In this case, removal of the left internal jugular central venous catheter presumably introduced air into the carotid sheath, resulting in perivascular air dissection to the media-stinum. Within hours, the mediastinal air was decompressed by dissection along fascial planes to the neck and abdomen, presenting with subcutaneous emphysema and pneumatosis intestinalis. Additionally, the mediastinal air decompressed itself by forming a small, left-sided pneumothorax. Further air was prevented from entering the carotid sheath by an occlusive dressing placed over the catheter site. The patient was placed on oxygen by nasal cannula once he became symptomatic, which likely aided resorption of the subcutaneous emphysema and pneumothorax, leading to clinical improvement.

  1. Bodey GP:Medical mediastinal emphysema. Ann Intern Med 54:46-56,1961.
  2. Katz D, Cano R, Antonelle M: Benign air dissection of the esophagus and stomach at fiberesophagoscopy. Gastrointest Endosc 19:72-74, 1972.

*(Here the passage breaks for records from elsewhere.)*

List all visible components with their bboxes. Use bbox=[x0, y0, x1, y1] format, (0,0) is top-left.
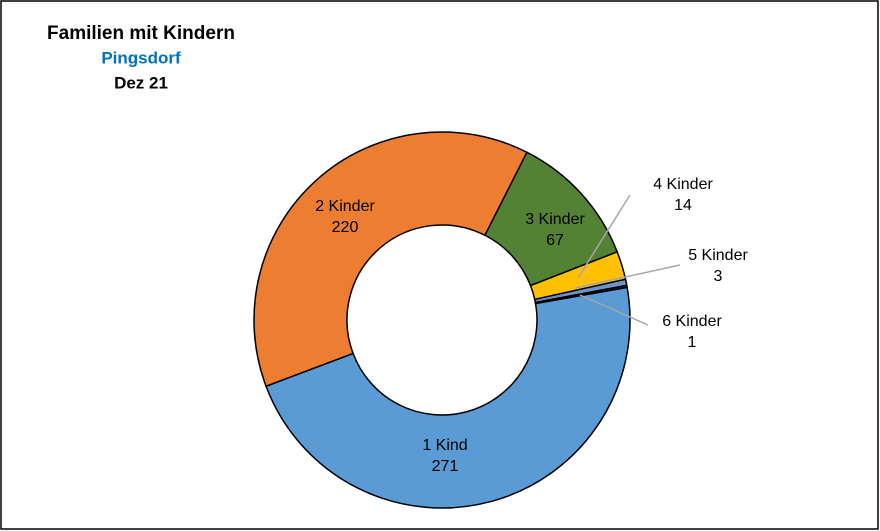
slice-label-name: 6 Kinder bbox=[662, 313, 722, 330]
slice-label-value: 271 bbox=[432, 458, 459, 475]
chart-title: Familien mit Kindern bbox=[47, 23, 235, 44]
slice-label-value: 3 bbox=[714, 268, 723, 285]
leader-line bbox=[579, 294, 649, 326]
donut-slice bbox=[265, 286, 631, 509]
slice-label-name: 5 Kinder bbox=[688, 247, 748, 264]
slice-label-value: 67 bbox=[546, 232, 564, 249]
slice-label-name: 4 Kinder bbox=[653, 176, 713, 193]
slice-label-value: 14 bbox=[674, 197, 692, 214]
leader-line bbox=[574, 264, 681, 289]
leader-line bbox=[577, 194, 631, 279]
slice-label-name: 1 Kind bbox=[422, 437, 467, 454]
chart-date: Dez 21 bbox=[114, 73, 168, 92]
donut-slice bbox=[253, 131, 528, 388]
slice-label-name: 2 Kinder bbox=[315, 198, 375, 215]
donut-slice bbox=[534, 284, 629, 305]
slice-label-name: 3 Kinder bbox=[525, 211, 585, 228]
slice-label-value: 1 bbox=[688, 334, 697, 351]
chart-subtitle: Pingsdorf bbox=[101, 48, 181, 67]
slice-label-value: 220 bbox=[332, 219, 359, 236]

  3. Maunder RJ, Pierson DJ, Hudson LD: Subcutaneous and mediastinal emphysema. Arch Intern Med 144:1447-1453, 1984.
  4. Munsell WP:Pneumomediastinum. JAMA 202:689-693, 1967.
  5. Steffey WR, Cohn AM: Spontaneous subcutaneous emphysema of the head, neck, and mediastinum. Arch Otolaryngol 100:32-35, 1974.
  6. Jamadar DA, Kazerooni EA, Hirschl RB:Pneumomediastinum: Elucidation of the anatomic pathway by liquid ventilation. J Comput Assist Tomogr 20:309-311, 1996.
  7. Mogan GR, Sachar DB, Bauer J, et al:Toxic megacolon in ulcerative colitis complicated by pneumomediastinum: Report of two cases. Gastroenterology 79:559-562, 1980.
  8. Choo MJ, Shin SO, Kim JS:A case of spontaneous cervical and mediastinal emphysema. J Korean Med Sci 13:223-226, 1998.